Bazen duygu dolar, bilemediğin bir şeye ağlarsın, bazen o muhteşem manzara karşısında her şeye aşık olur, tarifsiz coşarsın. Maşallah, barekâllah der, “İyi ki yaşıyorum, iyi ki görüyorum, iyi ki hissedebiliyorum” der sana verilen her nimet için Yaratana şükredersin.

İnişlerin çıkışların yaşandığı bir mevsimdir sonbahar. Tefekkürün en güzel zamanıdır, bahar ve sonbahar. Daldan düşen yaprak gibi biz de düşeceğiz ömür ağacından bir bir.

Rüzgârımız belki sert bir poyraz olacak, kırıp geçirecek dallarımızı, belki de tatlı bir meltem olacak hafifçe okşayacak yapraklarımızı. Sessizce ayıracak bizi yerimizden, alıp götürecek topraktan yaratıldığımız toprak olacağımız asıl vatanımıza.

Aynı mevsimler gibi ömrümüz de hızla geçip gidiyor.
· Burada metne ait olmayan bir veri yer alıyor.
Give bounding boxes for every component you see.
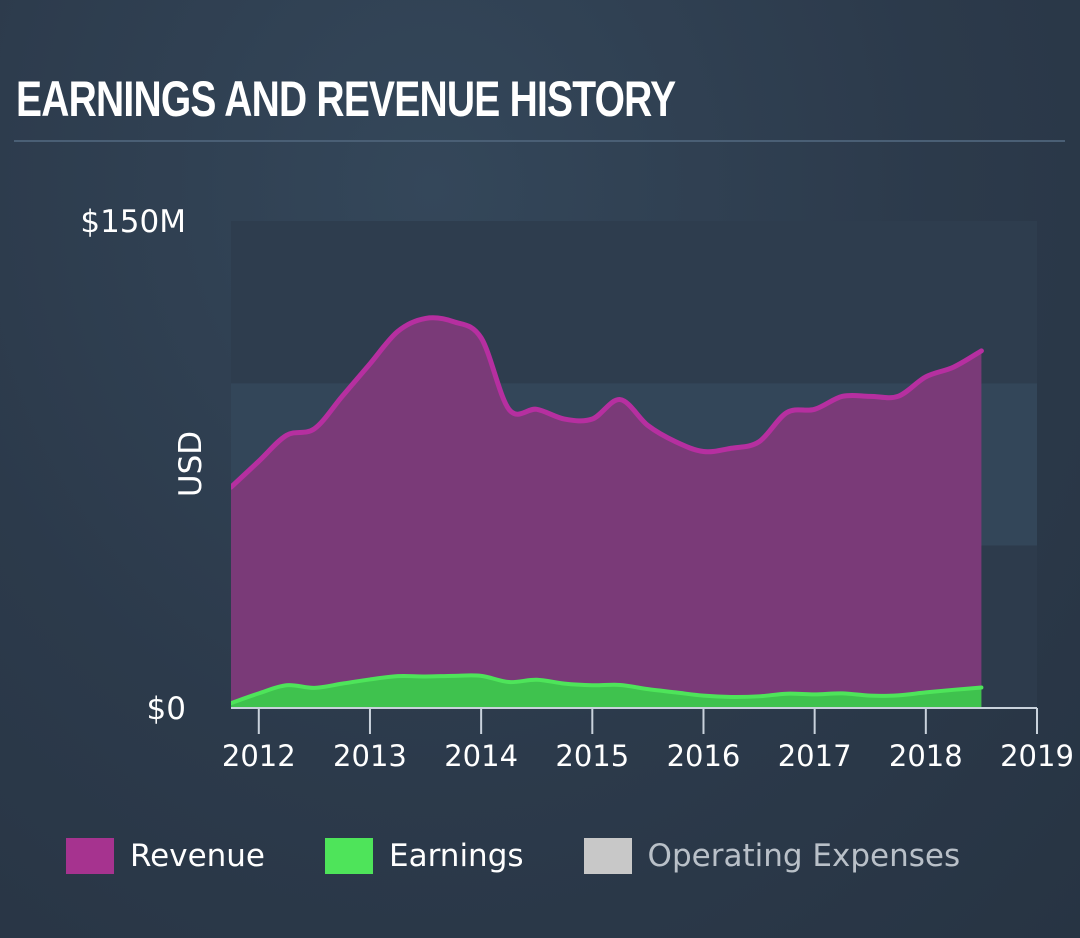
legend-swatch-earnings [325, 838, 374, 874]
legend-label-earnings: Earnings [389, 838, 524, 874]
series-areas [231, 315, 984, 708]
legend-item-operating-expenses: Operating Expenses [583, 838, 961, 874]
grid-band [231, 221, 1037, 384]
x-tick-label: 2018 [889, 739, 963, 773]
chart-legend: Revenue Earnings Operating Expenses [66, 836, 1020, 876]
earnings-area [231, 675, 982, 708]
chart-title: EARNINGS AND REVENUE HISTORY [16, 71, 676, 127]
revenue-area [231, 317, 982, 708]
x-tick-label: 2016 [667, 739, 741, 773]
x-axis-ticks: 2012 2013 2014 2015 2016 2017 2018 2019 [222, 739, 1074, 773]
y-tick-label: $0 [147, 691, 186, 727]
y-axis-ticks: $150M $0 [80, 204, 186, 727]
legend-swatch-operating-expenses [583, 838, 632, 874]
x-tick-label: 2013 [333, 739, 407, 773]
x-tick-label: 2012 [222, 739, 296, 773]
legend-item-revenue: Revenue [66, 838, 265, 874]
x-axis [231, 707, 1038, 734]
earnings-line [231, 673, 984, 706]
legend-label-revenue: Revenue [130, 838, 266, 874]
x-tick-label: 2015 [555, 739, 629, 773]
title-divider [14, 140, 1065, 142]
x-tick-label: 2014 [444, 739, 518, 773]
legend-swatch-revenue [66, 838, 114, 874]
legend-label-operating-expenses: Operating Expenses [647, 838, 961, 874]
x-tick-label: 2019 [1000, 739, 1074, 773]
y-axis-title: USD [173, 431, 209, 497]
x-tick-label: 2017 [778, 739, 852, 773]
revenue-line [231, 315, 984, 490]
y-tick-label: $150M [80, 204, 186, 240]
legend-item-earnings: Earnings [325, 838, 524, 874]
Baharla başladı dünyaya gelişimiz, ağlayarak doğduğumuz şu fani dünyaya, sonra yaza döndü, düşe kalka, bata çıka, büyüdük o yaz sıcağı gibi ömür sayfalarında.

Şimdi hazana erdik, tam ömrümüzün olgunlaşıp meyve verdiği asmalar gibi.

Hasat mevsimimiz geldi, ömrümüzün dakikaları sayılıyor yavaş yavaş. Kışa girmek için hazırlıklı olmak gerek.

Kışın zemheri soğuğuna dayanmak için, yazın yanıp kavrulmak gerek.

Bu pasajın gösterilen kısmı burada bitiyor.